Generative artificial intelligence (AI) technologies are proliferating and have the potential to offer engaging and scalable ways to support treatment offer between-session support for patients, and even fully-automated interventions, as well as therapist training. We will provide an overview of these technologies, focusing on large language model based tools (e.g., those based on models like GPT-5, Claude, or other language models). We will also discuss considerations for their development and evaluation, including user experience research, rigorous safety testing, and collaborating with patients and clinicians during development. We will share a framework for evaluation and key directions for establishing safety, efficacy, and equitable access to effective treatment. Finally, we will describe some use cases for LLM-based mental health applications.
Speakers
Elizabeth (Betsy) Stade is a computational clinical psychologist and research scientist at Stanford’s Institute for Human-Centered AI working in the Fidelity, Adaptation, Sustainability, and Training lab (PI: Shannon Wiltsey Stirman) and the Computational Psychology and Well-Being lab (PI: Johannes Eichstaedt) . Betsy studies how AI and large language models can be used for psychological assessment and treatment. She also uses natural language processing to measure and understand psychopathology, like depression and anxiety. Betsy did her graduate work at the University of Pennsylvania and her clinical residency at the VA Palo Alto Health Care System, and is a licensed clinical psychologist in California. Her research has been supported by the National Science Foundation.

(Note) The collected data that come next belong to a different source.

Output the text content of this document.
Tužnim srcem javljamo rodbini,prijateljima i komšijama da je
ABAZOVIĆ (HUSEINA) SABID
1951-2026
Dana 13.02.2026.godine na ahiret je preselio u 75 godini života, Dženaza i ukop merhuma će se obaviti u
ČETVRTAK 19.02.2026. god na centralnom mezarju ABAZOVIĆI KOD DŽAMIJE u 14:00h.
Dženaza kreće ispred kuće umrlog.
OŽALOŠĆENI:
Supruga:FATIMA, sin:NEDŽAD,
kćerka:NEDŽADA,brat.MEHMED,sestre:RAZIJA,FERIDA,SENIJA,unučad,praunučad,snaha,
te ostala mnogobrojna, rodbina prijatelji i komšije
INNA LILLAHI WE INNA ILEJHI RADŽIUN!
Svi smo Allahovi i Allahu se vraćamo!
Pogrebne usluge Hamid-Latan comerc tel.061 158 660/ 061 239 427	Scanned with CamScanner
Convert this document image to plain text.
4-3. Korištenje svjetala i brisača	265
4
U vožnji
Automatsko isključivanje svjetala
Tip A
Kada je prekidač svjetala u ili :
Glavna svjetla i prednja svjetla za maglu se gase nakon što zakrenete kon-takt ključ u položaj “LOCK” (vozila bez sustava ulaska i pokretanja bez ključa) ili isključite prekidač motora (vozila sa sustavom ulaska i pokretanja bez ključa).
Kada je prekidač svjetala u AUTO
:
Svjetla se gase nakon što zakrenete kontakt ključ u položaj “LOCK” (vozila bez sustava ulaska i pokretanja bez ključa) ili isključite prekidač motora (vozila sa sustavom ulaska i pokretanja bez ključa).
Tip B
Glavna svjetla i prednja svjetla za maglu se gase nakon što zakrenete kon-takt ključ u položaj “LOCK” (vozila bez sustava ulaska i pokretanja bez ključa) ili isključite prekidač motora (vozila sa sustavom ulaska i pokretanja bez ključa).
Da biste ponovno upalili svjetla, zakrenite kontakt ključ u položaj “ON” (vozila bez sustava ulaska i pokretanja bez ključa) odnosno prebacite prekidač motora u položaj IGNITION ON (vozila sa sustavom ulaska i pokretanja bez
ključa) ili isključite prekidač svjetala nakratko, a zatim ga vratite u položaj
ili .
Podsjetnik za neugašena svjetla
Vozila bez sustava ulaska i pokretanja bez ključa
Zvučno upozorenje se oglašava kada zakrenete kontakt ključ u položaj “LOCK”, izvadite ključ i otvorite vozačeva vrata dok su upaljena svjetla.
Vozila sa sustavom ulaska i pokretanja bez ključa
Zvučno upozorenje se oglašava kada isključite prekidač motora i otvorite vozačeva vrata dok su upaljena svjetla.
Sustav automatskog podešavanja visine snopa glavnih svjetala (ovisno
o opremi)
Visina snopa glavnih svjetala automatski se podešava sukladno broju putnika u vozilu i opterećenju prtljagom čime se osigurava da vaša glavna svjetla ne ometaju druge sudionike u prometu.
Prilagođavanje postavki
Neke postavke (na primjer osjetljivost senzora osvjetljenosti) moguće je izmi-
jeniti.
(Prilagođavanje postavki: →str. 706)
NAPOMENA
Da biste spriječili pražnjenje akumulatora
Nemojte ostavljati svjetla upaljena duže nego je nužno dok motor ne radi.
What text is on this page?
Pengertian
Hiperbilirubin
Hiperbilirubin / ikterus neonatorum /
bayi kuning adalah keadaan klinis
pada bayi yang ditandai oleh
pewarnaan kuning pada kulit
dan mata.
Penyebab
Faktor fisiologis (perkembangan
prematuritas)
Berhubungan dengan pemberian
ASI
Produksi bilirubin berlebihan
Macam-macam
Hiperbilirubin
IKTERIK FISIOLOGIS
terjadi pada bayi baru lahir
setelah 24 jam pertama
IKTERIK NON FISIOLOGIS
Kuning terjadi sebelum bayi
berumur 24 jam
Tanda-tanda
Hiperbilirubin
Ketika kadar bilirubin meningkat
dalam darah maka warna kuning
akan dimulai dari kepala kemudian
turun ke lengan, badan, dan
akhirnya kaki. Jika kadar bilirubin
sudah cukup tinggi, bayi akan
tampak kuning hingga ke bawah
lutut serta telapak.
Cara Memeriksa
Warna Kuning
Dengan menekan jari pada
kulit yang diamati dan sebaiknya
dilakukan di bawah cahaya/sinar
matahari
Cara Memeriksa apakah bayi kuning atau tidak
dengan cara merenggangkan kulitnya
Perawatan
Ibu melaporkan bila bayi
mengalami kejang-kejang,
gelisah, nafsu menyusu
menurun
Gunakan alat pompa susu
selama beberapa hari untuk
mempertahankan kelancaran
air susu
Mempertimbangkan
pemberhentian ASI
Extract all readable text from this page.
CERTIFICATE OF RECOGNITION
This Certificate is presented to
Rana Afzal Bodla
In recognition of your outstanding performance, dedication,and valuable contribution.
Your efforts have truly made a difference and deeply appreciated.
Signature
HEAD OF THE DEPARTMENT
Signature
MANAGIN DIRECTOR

Shannon Wiltsey Stirman is a Professor in the Department of Psychiatry and Behavioral Sciences at Stanford and a Psychologist at the National Center for PTSD’s Dissemination and Training Division. She is the co-director of the NIMH-funded CREATE Center, which focuses on using AI to support high quality evidence-based treatment for PTSD. Areas of research emphasis include implementation science (particularly training, fidelity, adaptation and sustainment), evidence-based treatment for PTSD, depression, and suicide prevention, and use of technology to support access to evidence-based mental health interventions. As a co-lead of the Department of Psychiatry and Behavioral Science’s Mental Health Innovation and Technology Hub, she worked with a team at Stanford to develop Pause a Moment, a digital wellbeing program for healthcare workers who experience COVID-19 stressors (pam.stanford.edu). She is the co-author of Getting Unstuck from PTSD: Using Cognitive Processing Therapy to Guide Your Recovery. Her research has been funded by the National Institutes of Health, VA QUERI, private foundations, and the Canadian Institute for Health Research.